A GUERRA CARIOCA E AS SUAS LIÇÕES PARA O BRASIL


Passada a intervenção policial e militar que pôs fim ao império do tráfico no Complexo do Alemão e nas favelas que integram a comunidade de Vila Cruzeiro, na Penha, vale a pena refletir acerca do que do episódio se pode tirar a limpo, em termos de políticas de segurança pública, a fim de que, em outras oportunidades, não se repitam erros do passado e a população se beneficie com ações melhor planejadas no combate à criminalidade.

A primeira lição que se depreende é que não existe, verdadeiramente, crime organizado, mas Estado desorganizado. A imagem da fuga atordoada dos meliantes pela mata que separa os dois conjuntos de favelas, repassada por duas cadeias de TV ao mundo todo, está a provar essa assertiva. Um “exército” medianamente treinado não debanda dessa forma. Os bandidos, fortemente armados, não tinham um “plano B”, para a eventualidade de a Vila Cruzeiro ser invadida. Ponto positivo para a cidade do Rio de Janeiro, cujo pior inimigo não constitui propriamente um “exército”, mas um bando de meliantes que fogem quando as autoridades decidem pôr a polícia no seu encalço, com o apóio das Forças Armadas. Diferente foi a situação enfrentada pelo exército e pelas forças policiais colombianas, no início desta década, em Bogotá e Medellín, quando da invasão aos santuários do crime: defrontaram-se com forças fortemente treinadas em táticas de guerrilha urbana que, conseqüentemente, trouxeram sérias baixas à população e aos soldados.

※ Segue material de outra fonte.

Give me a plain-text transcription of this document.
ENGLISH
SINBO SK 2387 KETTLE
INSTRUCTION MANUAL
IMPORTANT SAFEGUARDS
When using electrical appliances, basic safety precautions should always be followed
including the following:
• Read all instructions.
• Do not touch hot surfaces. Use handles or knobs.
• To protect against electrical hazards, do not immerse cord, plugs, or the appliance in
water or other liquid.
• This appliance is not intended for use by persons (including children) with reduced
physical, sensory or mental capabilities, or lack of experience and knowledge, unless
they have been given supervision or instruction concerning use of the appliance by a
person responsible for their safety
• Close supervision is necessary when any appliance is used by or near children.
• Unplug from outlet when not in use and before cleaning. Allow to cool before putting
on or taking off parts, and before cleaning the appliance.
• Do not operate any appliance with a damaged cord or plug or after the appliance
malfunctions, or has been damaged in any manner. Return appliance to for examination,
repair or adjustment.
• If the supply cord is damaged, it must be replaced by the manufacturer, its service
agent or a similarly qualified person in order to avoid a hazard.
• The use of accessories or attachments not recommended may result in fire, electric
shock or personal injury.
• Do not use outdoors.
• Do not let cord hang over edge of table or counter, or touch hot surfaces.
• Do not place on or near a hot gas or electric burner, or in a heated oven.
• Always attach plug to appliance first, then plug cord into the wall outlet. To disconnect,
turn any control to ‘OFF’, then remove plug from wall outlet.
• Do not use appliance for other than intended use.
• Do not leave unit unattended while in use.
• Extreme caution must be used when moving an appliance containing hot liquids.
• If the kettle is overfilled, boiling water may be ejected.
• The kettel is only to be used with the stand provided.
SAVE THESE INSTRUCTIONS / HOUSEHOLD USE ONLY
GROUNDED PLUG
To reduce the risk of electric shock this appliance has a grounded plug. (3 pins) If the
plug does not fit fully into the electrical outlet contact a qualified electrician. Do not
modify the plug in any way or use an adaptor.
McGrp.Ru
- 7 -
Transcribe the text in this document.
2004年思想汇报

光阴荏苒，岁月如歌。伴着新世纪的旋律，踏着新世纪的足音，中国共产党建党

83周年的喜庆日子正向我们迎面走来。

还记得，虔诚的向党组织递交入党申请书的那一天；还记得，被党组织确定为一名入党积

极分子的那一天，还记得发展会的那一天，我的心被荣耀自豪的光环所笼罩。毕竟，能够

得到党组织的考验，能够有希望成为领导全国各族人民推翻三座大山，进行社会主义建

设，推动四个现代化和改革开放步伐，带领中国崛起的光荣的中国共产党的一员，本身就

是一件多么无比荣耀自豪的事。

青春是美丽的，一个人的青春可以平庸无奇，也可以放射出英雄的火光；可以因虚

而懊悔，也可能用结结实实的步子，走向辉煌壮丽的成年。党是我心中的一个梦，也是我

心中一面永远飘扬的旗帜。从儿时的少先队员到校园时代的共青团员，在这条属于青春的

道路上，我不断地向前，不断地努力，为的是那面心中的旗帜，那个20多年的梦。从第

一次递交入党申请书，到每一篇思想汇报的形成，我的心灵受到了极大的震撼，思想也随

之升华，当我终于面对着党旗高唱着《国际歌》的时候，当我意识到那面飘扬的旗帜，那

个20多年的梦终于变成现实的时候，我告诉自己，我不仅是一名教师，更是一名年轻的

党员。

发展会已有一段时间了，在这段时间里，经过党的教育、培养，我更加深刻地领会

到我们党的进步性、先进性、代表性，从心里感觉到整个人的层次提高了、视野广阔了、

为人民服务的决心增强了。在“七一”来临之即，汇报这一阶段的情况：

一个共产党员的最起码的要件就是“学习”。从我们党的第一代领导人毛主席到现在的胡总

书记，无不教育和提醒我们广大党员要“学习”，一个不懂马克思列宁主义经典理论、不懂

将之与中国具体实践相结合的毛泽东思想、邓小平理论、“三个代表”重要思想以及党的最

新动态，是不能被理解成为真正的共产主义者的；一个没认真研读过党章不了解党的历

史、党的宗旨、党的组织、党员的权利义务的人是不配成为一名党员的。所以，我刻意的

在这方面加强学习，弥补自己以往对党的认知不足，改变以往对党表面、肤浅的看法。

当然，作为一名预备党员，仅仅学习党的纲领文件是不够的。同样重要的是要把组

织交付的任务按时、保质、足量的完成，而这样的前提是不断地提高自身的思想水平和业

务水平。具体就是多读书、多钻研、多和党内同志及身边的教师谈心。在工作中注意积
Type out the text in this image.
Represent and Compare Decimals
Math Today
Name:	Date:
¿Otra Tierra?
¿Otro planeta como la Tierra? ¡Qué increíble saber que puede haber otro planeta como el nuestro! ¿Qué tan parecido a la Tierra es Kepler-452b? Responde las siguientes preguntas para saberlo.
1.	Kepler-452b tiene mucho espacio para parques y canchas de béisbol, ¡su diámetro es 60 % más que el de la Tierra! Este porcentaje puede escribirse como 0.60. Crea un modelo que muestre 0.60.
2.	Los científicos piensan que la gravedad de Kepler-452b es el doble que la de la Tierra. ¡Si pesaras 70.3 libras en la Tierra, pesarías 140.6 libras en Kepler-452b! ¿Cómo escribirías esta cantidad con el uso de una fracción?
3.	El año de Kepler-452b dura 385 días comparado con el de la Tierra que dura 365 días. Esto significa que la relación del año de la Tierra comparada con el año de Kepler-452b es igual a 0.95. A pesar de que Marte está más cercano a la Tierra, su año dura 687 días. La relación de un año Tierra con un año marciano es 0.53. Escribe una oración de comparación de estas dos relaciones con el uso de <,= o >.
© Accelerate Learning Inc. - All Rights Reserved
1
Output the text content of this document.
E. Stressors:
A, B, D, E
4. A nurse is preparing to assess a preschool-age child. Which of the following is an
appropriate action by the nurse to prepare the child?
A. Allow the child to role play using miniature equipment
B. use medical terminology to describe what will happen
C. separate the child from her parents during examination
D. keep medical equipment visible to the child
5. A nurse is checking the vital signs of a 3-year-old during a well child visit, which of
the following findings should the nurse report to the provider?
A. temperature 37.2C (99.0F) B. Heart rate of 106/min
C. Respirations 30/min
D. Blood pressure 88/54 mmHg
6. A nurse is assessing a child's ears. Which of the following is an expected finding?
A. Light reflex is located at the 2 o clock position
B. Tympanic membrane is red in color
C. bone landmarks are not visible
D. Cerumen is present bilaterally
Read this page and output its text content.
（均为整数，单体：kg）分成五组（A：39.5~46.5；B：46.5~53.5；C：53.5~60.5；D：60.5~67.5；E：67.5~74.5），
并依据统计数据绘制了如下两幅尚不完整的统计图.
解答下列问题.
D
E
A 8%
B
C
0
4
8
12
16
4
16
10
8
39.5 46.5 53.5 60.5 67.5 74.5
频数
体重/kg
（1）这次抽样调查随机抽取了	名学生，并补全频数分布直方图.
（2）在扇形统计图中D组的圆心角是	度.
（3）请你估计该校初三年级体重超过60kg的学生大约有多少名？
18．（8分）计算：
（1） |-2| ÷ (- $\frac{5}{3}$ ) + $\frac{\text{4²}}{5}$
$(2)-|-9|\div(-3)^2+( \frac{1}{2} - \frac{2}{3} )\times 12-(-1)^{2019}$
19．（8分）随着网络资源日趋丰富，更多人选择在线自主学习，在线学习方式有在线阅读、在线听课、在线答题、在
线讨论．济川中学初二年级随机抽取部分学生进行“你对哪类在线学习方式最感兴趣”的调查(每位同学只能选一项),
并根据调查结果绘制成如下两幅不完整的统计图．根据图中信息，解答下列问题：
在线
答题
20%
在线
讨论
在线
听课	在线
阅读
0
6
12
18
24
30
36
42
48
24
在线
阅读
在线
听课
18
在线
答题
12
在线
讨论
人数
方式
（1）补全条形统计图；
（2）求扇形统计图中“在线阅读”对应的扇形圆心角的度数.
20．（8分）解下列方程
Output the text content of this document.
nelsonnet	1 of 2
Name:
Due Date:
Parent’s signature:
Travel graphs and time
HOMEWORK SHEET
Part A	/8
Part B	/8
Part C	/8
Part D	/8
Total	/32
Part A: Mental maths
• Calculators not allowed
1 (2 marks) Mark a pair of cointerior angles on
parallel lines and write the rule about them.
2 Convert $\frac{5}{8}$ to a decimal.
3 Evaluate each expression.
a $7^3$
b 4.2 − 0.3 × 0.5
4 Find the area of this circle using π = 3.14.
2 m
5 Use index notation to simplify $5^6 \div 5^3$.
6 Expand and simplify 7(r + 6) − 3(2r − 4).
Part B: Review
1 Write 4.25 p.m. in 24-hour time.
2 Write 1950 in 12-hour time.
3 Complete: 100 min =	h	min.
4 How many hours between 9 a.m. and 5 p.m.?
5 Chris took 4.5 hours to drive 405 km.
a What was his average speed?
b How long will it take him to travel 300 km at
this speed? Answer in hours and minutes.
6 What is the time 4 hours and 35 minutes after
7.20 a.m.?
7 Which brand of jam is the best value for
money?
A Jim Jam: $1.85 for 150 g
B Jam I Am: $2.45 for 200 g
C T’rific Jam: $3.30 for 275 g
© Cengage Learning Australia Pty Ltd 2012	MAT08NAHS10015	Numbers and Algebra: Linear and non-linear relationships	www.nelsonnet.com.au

A segunda lição é que o apóio das Forças Armadas no combate ao narcotráfico é importante. O elemento diferenciador das duas intervenções da semana passada em relação às anteriores está justamente aí: quando se dá o apóio das Forças Armadas, no cerco aos bandidos e na logística militar, a ação repressiva é dissuasória e eficaz. Muitas pessoas criticam o fato de que a aviação militar não tenha aproveitado a fuga desordenada dos meliantes para metralhá-los desde os helicópteros. Imaginam os leitores a grita que estaria sendo feita, neste momento, pelos defensores dos direitos humanos? O uso dos equipamentos das Forças Armadas restringiu-se ao cerco e à tática intimidátoria que os tanques, os veículos blindados da Marinha e do Exército e os soldados das duas corporações exerceram, em apóio ao BOPE e à polícia civil. Claro que houve falhas no que tange a ter impedido a fuga dos meliantes do Complexo do Alemão, “disfarçados” de operários do PAC, como foi alegado. Falha que vai dar dores de cabeça à polícia e à cidadania nos próximos meses, pois esses bandidos, livres, voltarão a se aglutinar em algum outro conjunto de favelas, possivelmente na Baixada Fluminense. O cordão de isolamento tendido ao redor do Complexo do Alemão teve esse furo. É importante que os responsáveis analisem essa falha para que não se repita em episódios futuros.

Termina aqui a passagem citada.